Another safe year in coal mining with record low 9 deaths


LOUISVILLE, Ky. (AP) — The nation's coal mines are nearing a record low mark for on-the-job deaths for the third year in a row and have a chance to keep the number of fatal accidents in single digits for the first time.

With just a day left in 2016, U.S. coal mines have recorded nine deaths. West Virginia had four, Kentucky had two and there was one each in Alabama, Illinois and Pennsylvania. The low number can be attributed to far fewer coal mining jobs and tougher enforcement of mining safety rules.
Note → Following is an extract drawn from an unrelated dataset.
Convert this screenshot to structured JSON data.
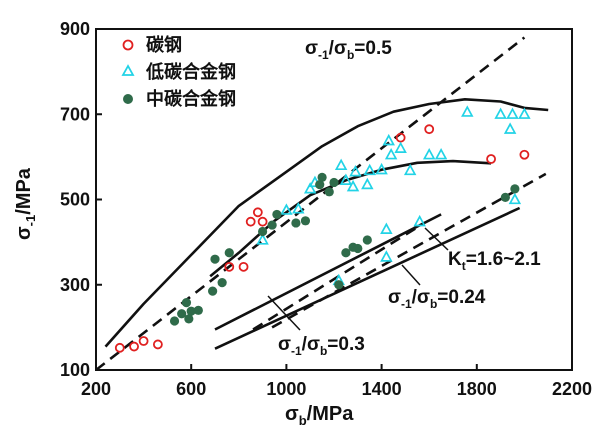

"We know consistently things are getting better," Mine Safety and Health Administration chief Joe Main said.

Industry cooperation has been crucial to making mines safer, he said, and "the angst that mine operators have with what (violations) we cite is dissipating as well."
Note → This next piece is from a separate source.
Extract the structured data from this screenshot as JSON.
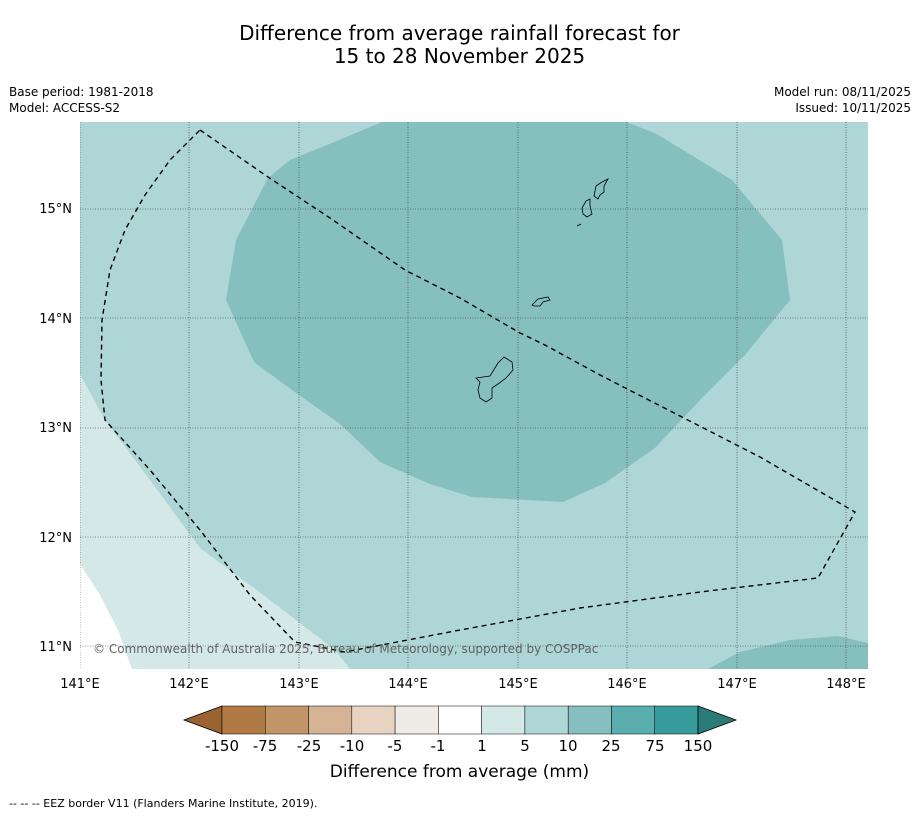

Dozens of mines have shuttered in recent years, especially in Appalachia. In 2011, there were about 91,000 working miners in the U.S. compared with 2015 when there were about 66,000, the lowest figure since the Energy Information Administration began collecting data in 1978. The 2016 numbers are not yet available.

Fewer mines and a smaller workforce amounts to fewer deaths and injuries, but Main noted that in 2011 – before employment numbers started to drop – a low mark was set for fatalities at 20. That was also a year after the deadly explosion at the Upper Big Branch mine in West Virginia killed 29 miners.